The natural beauty and exclusive allure of St. Moritz has long attracted the international jet-set, ever since Johannes Badrutt launched the Swiss town as a winter destination in 1864. It fast gained a reputation as somewhere visitors could enjoy the thrill of winter sports alongside a vibrant social scene, comprising long lunches, cocktail parties and late-night dancing.
For sophisticated St. Moritz visitors, dressing up for a day on the slopes has always been about looking stylish. If you are going to be mingling with Hollywood stars, royalty and high society, you want to look your best. A photographic essay of St. Moritz published in Life magazine in 1947 is testament to this, capturing the great and the glamorous at leisure in “the most fashionable village in Europe”.
Luckily, photographers have been around in St. Moritz to capture the town’s stylish and glamourous visitors in the snow, from picture-perfect princes and princesses gliding effortlessly down the pistes to Hollywood A-listers enjoying pre-lunch cocktails on sun-drenched mountain terraces and affluent daredevils racing down the terrifying Cresta Run…
St. Moritz 1930s: the Swiss resort attracted film stars such as Charlie Chaplin, above, a frequent visitor who even landed his plane on its frozen lake. When not on the slopes, he could be seen around town in a ‘teddy bear’ coat and plus fours. Other celebrities who chose St. Moritz as a winter getaway in the 1930s included Douglas Fairbanks, Marlene Dietrich and Noel Coward, all of whom were guests at Badrutt’s Palace Hotel.
St. Moritz, 1937: the elegant and sporty Clementine Churchill, above, carrying skis and ski poles and wearing a Hermès scarf, is photographed with a St. Bernard dog outside Badrutt’s Palace in St. Moritz. Her husband Winston Churchill would become UK prime minister between 1940 to 1945 and again from 1951 to 1955.
St. Moritz, 1959: the legendary beauty and style icon, and former empress Soraya Esfandiary-Bakhtiary, above, who was married to the Shah of Iran from 1951 to 1958, was another St. Moritz regular.
St. Moritz, 1966: Baroness Fiona Thyssen-Bornemisza, above with her daughter Francesca at their villa just outside the Swiss resort. The New Zealand-born British former model had been a favourite with the top fashion photographers of the day, including Cecil Beaton, Norman Parkinson and David Bailey.
St.

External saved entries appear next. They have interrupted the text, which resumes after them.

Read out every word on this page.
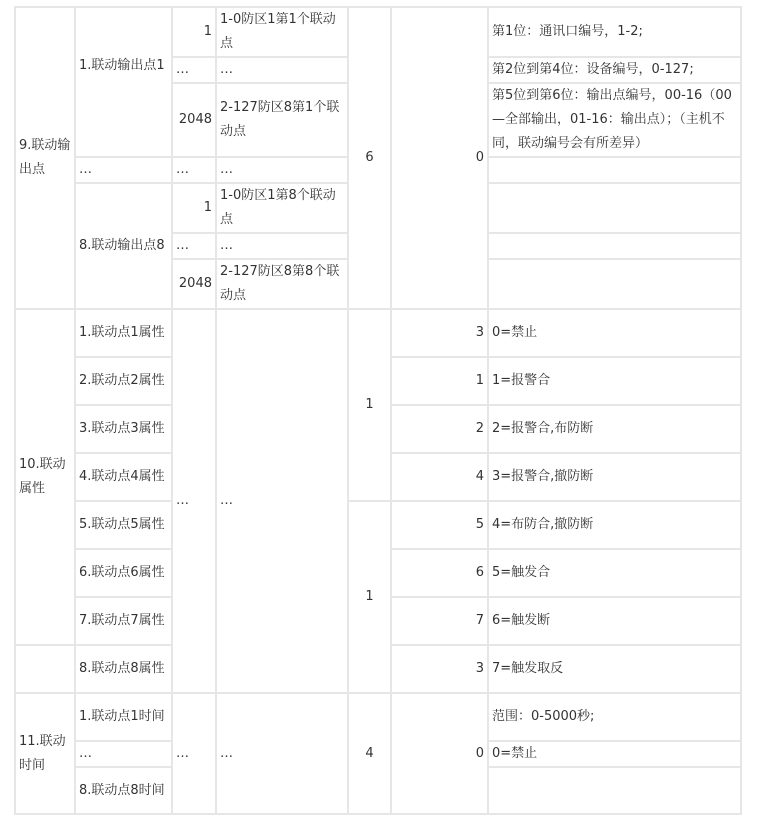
9.联动输出点	1.联动输出点1	1	1-0防区1第1个联动点	6	0	第1位：通讯口编号，1-2;
		…	…			第2位到第4位：设备编号，0-127;
		2048	2-127防区8第1个联动点			第5位到第6位：输出点编号，00-16（00—全部输出，01-16：输出点）；（主机不同，联动编号会有所差异）
	…	…	…			
	8.联动输出点8	1	1-0防区1第8个联动点			
		…	…			
		2048	2-127防区8第8个联动点			
10.联动属性	1.联动点1属性	…	…	1	3	0=禁止
	2.联动点2属性				1	1=报警合
	3.联动点3属性				2	2=报警合,布防断
	4.联动点4属性				4	3=报警合,撤防断
	5.联动点5属性			1	5	4=布防合,撤防断
	6.联动点6属性				6	5=触发合
	7.联动点7属性				7	6=触发断
	8.联动点8属性				3	7=触发取反
11.联动时间	1.联动点1时间	…	…	4	0	范围：0-5000秒;
	…					0=禁止
	8.联动点8时间					
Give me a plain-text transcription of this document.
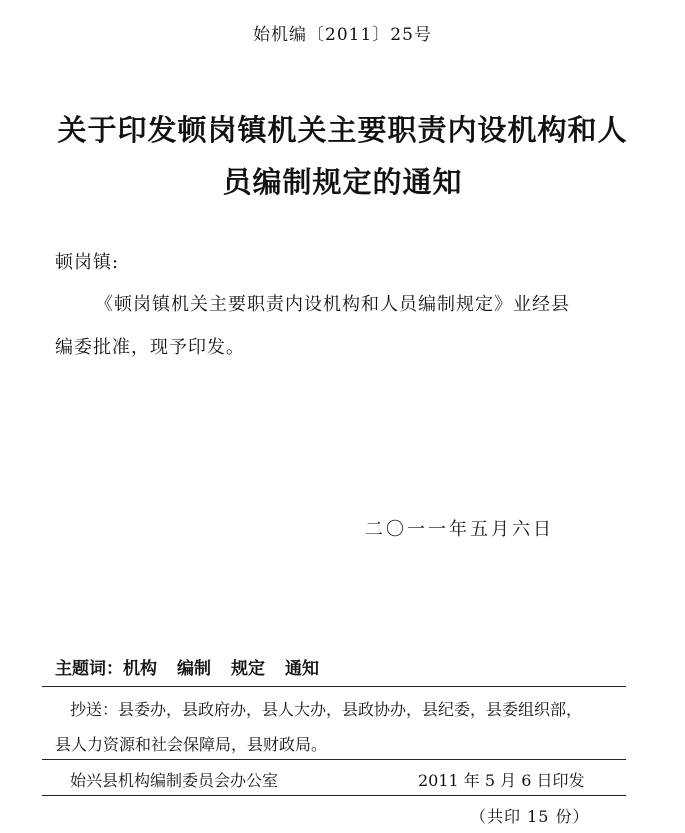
始机编〔2011〕25号
关于印发顿岗镇机关主要职责内设机构和人
员编制规定的通知
顿岗镇:
《顿岗镇机关主要职责内设机构和人员编制规定》业经县
编委批准，现予印发。
二〇一一年五月六日
主题词：机构 编制 规定 通知
抄送：县委办，县政府办，县人大办，县政协办，县纪委，县委组织部，
县人力资源和社会保障局，县财政局。
始兴县机构编制委员会办公室	2011 年 5 月 6 日印发
（共印 15 份）
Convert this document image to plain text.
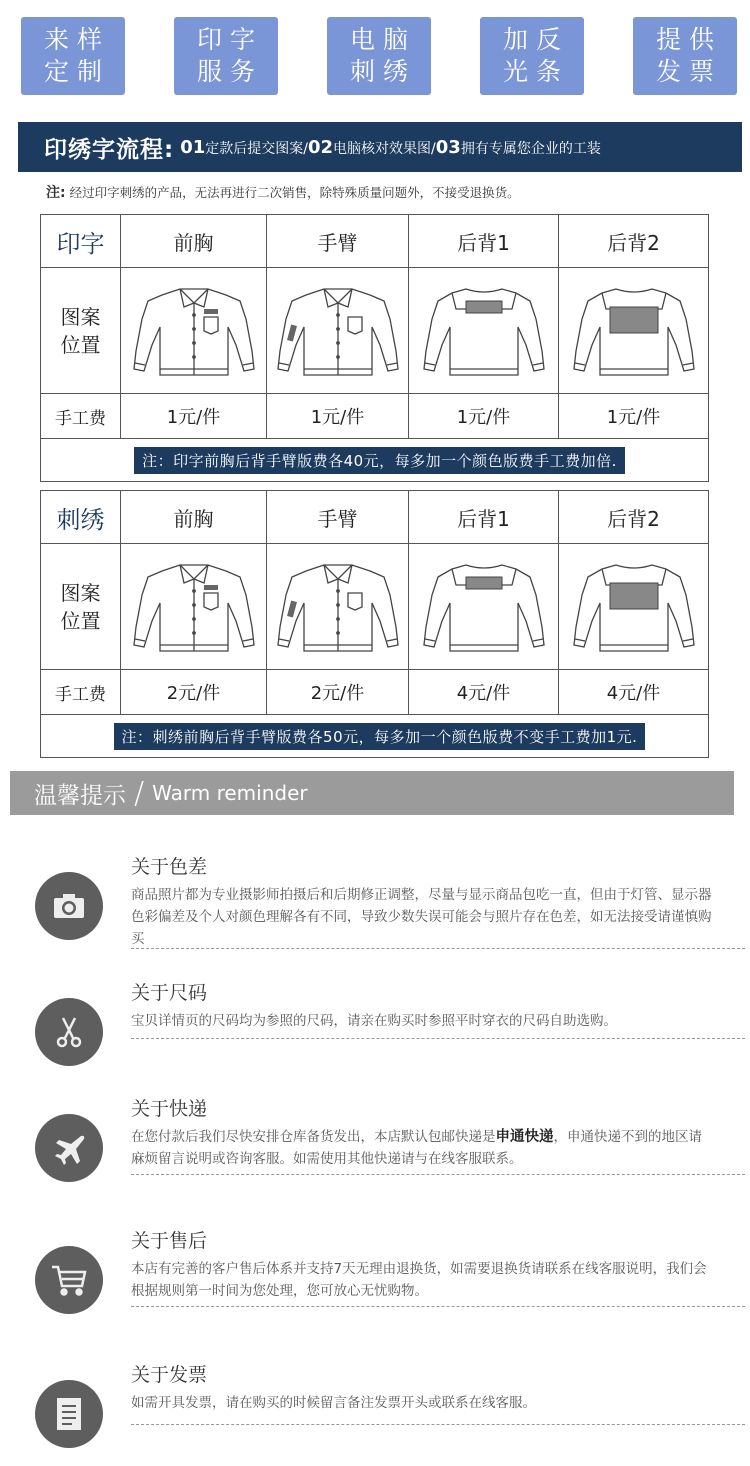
来样
定制
印字
服务
电脑
刺绣
加反
光条
提供
发票
印绣字流程: 01定款后提交图案/02电脑核对效果图/03拥有专属您企业的工装
注: 经过印字刺绣的产品，无法再进行二次销售，除特殊质量问题外，不接受退换货。
印字	前胸	手臂	后背1	后背2
图案
位置	

手工费	1元/件	1元/件	1元/件	1元/件
注：印字前胸后背手臂版费各40元，每多加一个颜色版费手工费加倍.				
刺绣	前胸	手臂	后背1	后背2
图案
位置	

手工费	2元/件	2元/件	4元/件	4元/件
注：刺绣前胸后背手臂版费各50元，每多加一个颜色版费不变手工费加1元.				
温馨提示 / Warm reminder
关于色差
商品照片都为专业摄影师拍摄后和后期修正调整，尽量与显示商品包吃一直，但由于灯管、显示器色彩偏差及个人对颜色理解各有不同，导致少数失误可能会与照片存在色差，如无法接受请谨慎购买
关于尺码
宝贝详情页的尺码均为参照的尺码，请亲在购买时参照平时穿衣的尺码自助选购。
关于快递
在您付款后我们尽快安排仓库备货发出，本店默认包邮快递是申通快递，申通快递不到的地区请麻烦留言说明或咨询客服。如需使用其他快递请与在线客服联系。
关于售后
本店有完善的客户售后体系并支持7天无理由退换货，如需要退换货请联系在线客服说明，我们会根据规则第一时间为您处理，您可放心无忧购物。
关于发票
如需开具发票，请在购买的时候留言备注发票开头或联系在线客服。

Moritz, 1968: the model, actress and socialite Princess Ira von Furstenberg, above. She was often photographed at the exclusive Corviglia Club in St. Moritz, which was established in 1930 and continues its invitation-only membership policy. Previous members have included Aga Khan, Prince Ranier of Monaco and Greek shipping magnates Aristotle Onassis and Stavros Niarchos.
Switzerland, 1971: the French screen idol Brigitte Bardot, above, was a frequent visitor to St. Moritz in the late 1960s when she was married to the German industrialist Gunter Sachs, who lived in the Tower penthouse at Badrutt’s Palace. Bardot embodied timeless French chic and has provided sartorial inspiration for different generations.